No one in Siberia had ever been able (or willing?) to tell Holly and Eric one word about Tatiana’s biological parents—except that Tatiana had been born “in the East,” which might have been meant to imply that Tatty was of Romany or Mongolian descent, in other words “gypsy” or “Asian.” Of course, this didn’t matter to Eric and Holly. The only thing that concerned them at that point—after that first glimpse of Tatty/Sally’s enormous dark eyes, after they’d fallen utterly in love with her—was whether or not there was anything they should know about her genetics in order to help her, not reject her.

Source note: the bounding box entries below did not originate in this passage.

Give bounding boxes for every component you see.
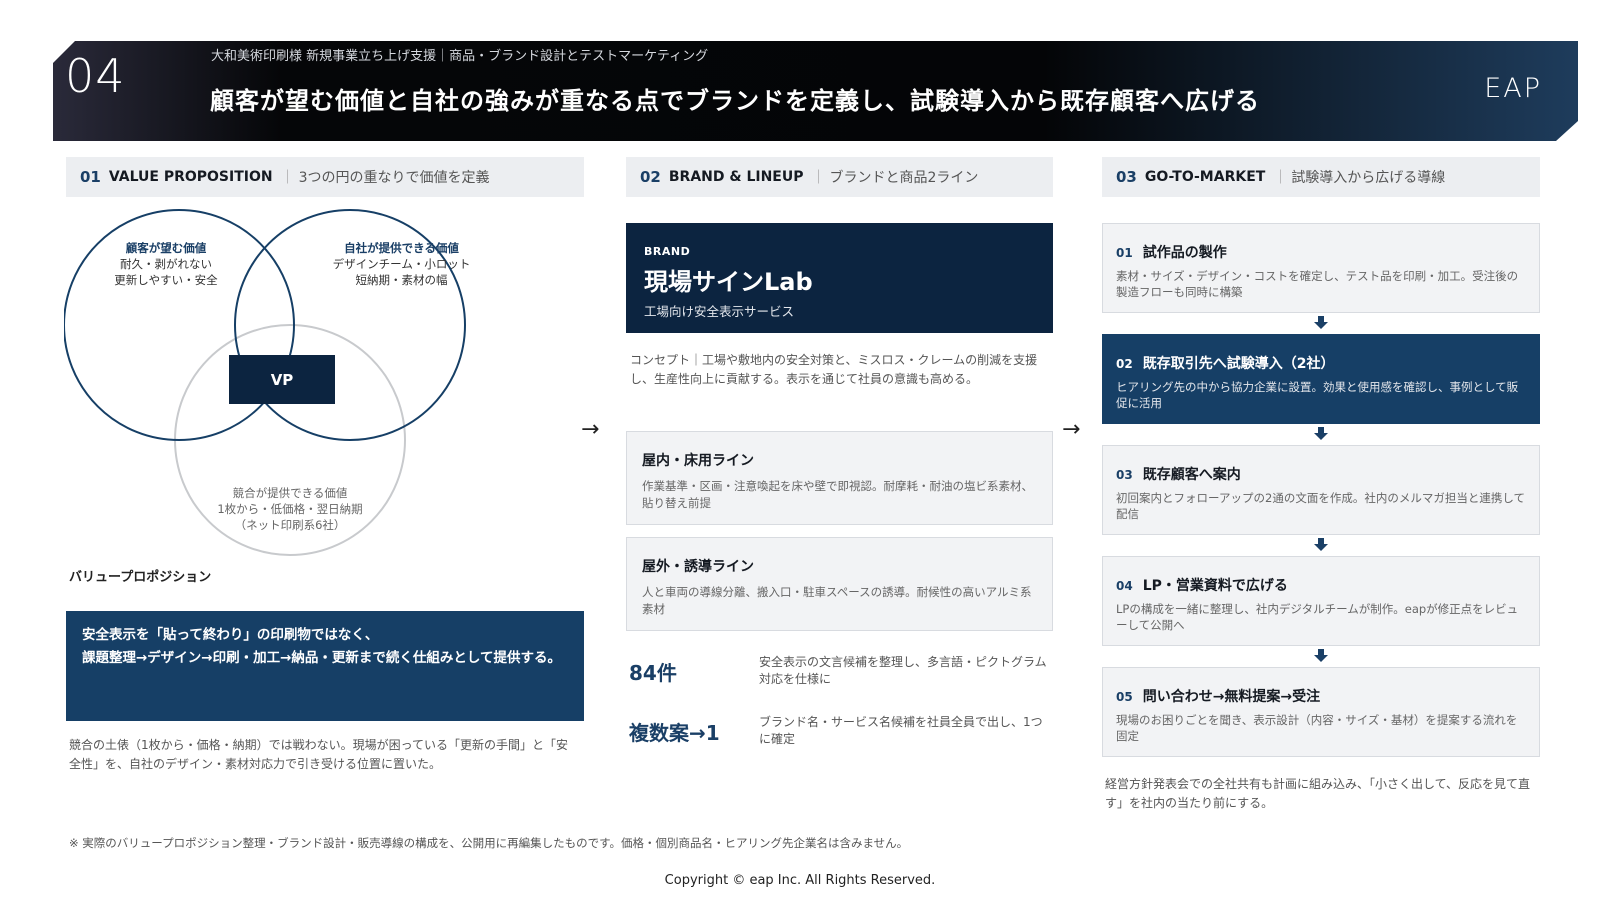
vp-center-box: VP [229, 355, 335, 404]
section-separator: ｜ [811, 170, 826, 186]
venn-label-competitor: 競合が提供できる価値 1枚から・低価格・翌日納期 （ネット印刷系6社） [195, 485, 385, 533]
down-arrow-icon [1314, 538, 1328, 552]
vp-statement-line1: 安全表示を「貼って終わり」の印刷物ではなく、 [82, 627, 379, 643]
stat-desc: ブランド名・サービス名候補を社員全員で出し、1つに確定 [759, 715, 1043, 746]
copyright: Copyright © eap Inc. All Rights Reserved… [664, 873, 936, 888]
gtm-note: 経営方針発表会での全社共有も計画に組み込み、「小さく出して、反応を見て直す」を社… [1105, 777, 1531, 810]
step-title: 既存取引先へ試験導入（2社） [1142, 356, 1335, 372]
gtm-step: 05 問い合わせ→無料提案→受注 現場のお困りごとを聞き、表示設計（内容・サイズ・… [1102, 667, 1540, 757]
gtm-step-active: 02 既存取引先へ試験導入（2社） ヒアリング先の中から協力企業に設置。効果と使用… [1102, 334, 1540, 424]
step-desc: LPの構成を一緒に整理し、社内デジタルチームが制作。eapが修正点をレビューして… [1116, 602, 1519, 632]
eap-logo: EAP [1484, 73, 1542, 104]
down-arrow-icon [1314, 316, 1328, 330]
brand-desc: 工場向け安全表示サービス [644, 304, 795, 319]
step-title: LP・営業資料で広げる [1142, 578, 1288, 594]
line-card-outdoor: 屋外・誘導ライン 人と車両の導線分離、搬入口・駐車スペースの誘導。耐候性の高いア… [626, 537, 1053, 631]
down-arrow-icon [1314, 427, 1328, 441]
slide-number: 04 [65, 49, 126, 103]
section-separator: ｜ [280, 170, 295, 186]
section-title-jp: 試験導入から広げる導線 [1291, 170, 1446, 186]
section-title-jp: 3つの円の重なりで価値を定義 [298, 170, 490, 186]
step-title: 問い合わせ→無料提案→受注 [1142, 689, 1321, 705]
page-title: 顧客が望む価値と自社の強みが重なる点でブランドを定義し、試験導入から既存顧客へ広… [210, 87, 1260, 115]
venn-diagram: 顧客が望む価値 耐久・剥がれない 更新しやすい・安全 自社が提供できる価値 デザ… [64, 200, 514, 575]
venn-company-head: 自社が提供できる価値 [344, 241, 459, 255]
line-card-indoor: 屋内・床用ライン 作業基準・区画・注意喚起を床や壁で即視認。耐摩耗・耐油の塩ビ系… [626, 431, 1053, 525]
step-number: 05 [1116, 690, 1133, 704]
stat-desc: 安全表示の文言候補を整理し、多言語・ピクトグラム対応を仕様に [759, 655, 1047, 686]
step-title: 既存顧客へ案内 [1142, 467, 1241, 483]
gtm-step: 03 既存顧客へ案内 初回案内とフォローアップの2通の文面を作成。社内のメルマガ担… [1102, 445, 1540, 535]
gtm-step: 04 LP・営業資料で広げる LPの構成を一緒に整理し、社内デジタルチームが制作。… [1102, 556, 1540, 646]
line-desc: 作業基準・区画・注意喚起を床や壁で即視認。耐摩耗・耐油の塩ビ系素材、貼り替え前提 [642, 479, 1033, 510]
venn-customer-head: 顧客が望む価値 [125, 241, 207, 255]
header-subtitle: 大和美術印刷様 新規事業立ち上げ支援｜商品・ブランド設計とテストマーケティング [211, 49, 709, 64]
section-separator: ｜ [1273, 170, 1288, 186]
vp-title: バリュープロポジション [69, 570, 212, 585]
line-title: 屋内・床用ライン [642, 453, 754, 469]
gtm-step: 01 試作品の製作 素材・サイズ・デザイン・コストを確定し、テスト品を印刷・加工。… [1102, 223, 1540, 313]
section-title-en: BRAND & LINEUP [668, 169, 804, 185]
venn-company-line2: 短納期・素材の幅 [355, 273, 448, 287]
venn-competitor-line1: 1枚から・低価格・翌日納期 [217, 502, 363, 516]
arrow-to-gtm: → [1062, 417, 1081, 442]
line-title: 屋外・誘導ライン [642, 559, 754, 575]
venn-customer-line1: 耐久・剥がれない [120, 257, 212, 271]
step-desc: 素材・サイズ・デザイン・コストを確定し、テスト品を印刷・加工。受注後の製造フロー… [1116, 269, 1519, 299]
brand-concept: コンセプト｜工場や敷地内の安全対策と、ミスロス・クレームの削減を支援し、生産性向… [630, 353, 1038, 386]
footnote: ※ 実際のバリュープロポジション整理・ブランド設計・販売導線の構成を、公開用に再… [69, 836, 909, 850]
section-number: 02 [640, 168, 661, 186]
venn-company-line1: デザインチーム・小ロット [332, 257, 471, 271]
step-number: 01 [1116, 246, 1133, 260]
venn-competitor-line2: （ネット印刷系6社） [234, 518, 346, 532]
header-banner: 04 大和美術印刷様 新規事業立ち上げ支援｜商品・ブランド設計とテストマーケティ… [53, 41, 1578, 141]
venn-label-customer: 顧客が望む価値 耐久・剥がれない 更新しやすい・安全 [86, 240, 246, 288]
section-title-en: VALUE PROPOSITION [108, 169, 273, 185]
venn-customer-line2: 更新しやすい・安全 [114, 273, 218, 287]
brand-name: 現場サインLab [644, 268, 813, 296]
arrow-to-brand: → [581, 417, 600, 442]
vp-note: 競合の土俵（1枚から・価格・納期）では戦わない。現場が困っている「更新の手間」と… [69, 738, 569, 771]
venn-competitor-head: 競合が提供できる価値 [232, 486, 348, 500]
down-arrow-icon [1314, 649, 1328, 663]
section-title-en: GO-TO-MARKET [1144, 169, 1266, 185]
section-head-value-proposition: 01 VALUE PROPOSITION ｜ 3つの円の重なりで価値を定義 [66, 157, 584, 197]
section-number: 01 [80, 168, 101, 186]
stat-value: 84件 [629, 661, 677, 685]
section-head-brand-lineup: 02 BRAND & LINEUP ｜ ブランドと商品2ライン [626, 157, 1053, 197]
venn-label-company: 自社が提供できる価値 デザインチーム・小ロット 短納期・素材の幅 [314, 240, 489, 288]
line-desc: 人と車両の導線分離、搬入口・駐車スペースの誘導。耐候性の高いアルミ系素材 [642, 585, 1032, 616]
stat-value: 複数案→1 [629, 721, 720, 745]
brand-tag: BRAND [644, 245, 691, 258]
step-desc: 初回案内とフォローアップの2通の文面を作成。社内のメルマガ担当と連携して配信 [1116, 491, 1526, 521]
brand-box: BRAND 現場サインLab 工場向け安全表示サービス [626, 223, 1053, 333]
vp-statement-line2: 課題整理→デザイン→印刷・加工→納品・更新まで続く仕組みとして提供する。 [82, 650, 562, 666]
step-number: 03 [1116, 468, 1133, 482]
step-number: 02 [1116, 357, 1133, 371]
step-desc: 現場のお困りごとを聞き、表示設計（内容・サイズ・基材）を提案する流れを固定 [1116, 713, 1518, 743]
step-desc: ヒアリング先の中から協力企業に設置。効果と使用感を確認し、事例として販促に活用 [1116, 380, 1519, 410]
vp-statement: 安全表示を「貼って終わり」の印刷物ではなく、 課題整理→デザイン→印刷・加工→納… [66, 611, 584, 721]
step-number: 04 [1116, 579, 1133, 593]
section-number: 03 [1116, 168, 1137, 186]
step-title: 試作品の製作 [1142, 245, 1227, 261]
section-head-go-to-market: 03 GO-TO-MARKET ｜ 試験導入から広げる導線 [1102, 157, 1540, 197]
section-title-jp: ブランドと商品2ライン [829, 170, 979, 186]
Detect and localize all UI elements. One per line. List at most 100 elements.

But you couldn’t blame the director or the staff of the Pokrovka Orphanage #2 for not trusting that. They’d seen hundreds of American couples pass through their doors, profess love for a child, find out that the child’s birth mother was a drug addict, or a prostitute, or the victim of incest, or in some way genetically inferior to themselves, then leave the orphanage in search of another child to fall helplessly in love with. Surely it was concern for the children that kept the orphanage staff from divulging too much information.
Not until the very last hour of their last trip to Siberia—with the adoption finalized and Tatty standing stalwartly beside them (she would not be picked up), wearing a little white dress and coat that Holly had brought with her from the States (along with those little white leather shoes), with the first leg of their journey home (train to St. Petersburg) about to begin—would anyone even listen to questions about Tatiana’s origins, let alone answer them:
“Do you believe her mother gave her up, or that she died?” Holly asked Anya, the nurse who clearly loved Tatiana the most, and who, coincidentally, spoke the best English.
Anya cast her blue eyes quickly up to the ceiling, and said, “To this world, the mother is dead.”
This utterance revealed nothing, of course. Dead to this world did not necessarily mean dead. Clearly all of the children in the Pokrovka Orphanage #2 had been born into poverty, or into substance abuse that led to poverty, or they were the products of illicit relationships, or had been born to very young mothers, mothers who were themselves children.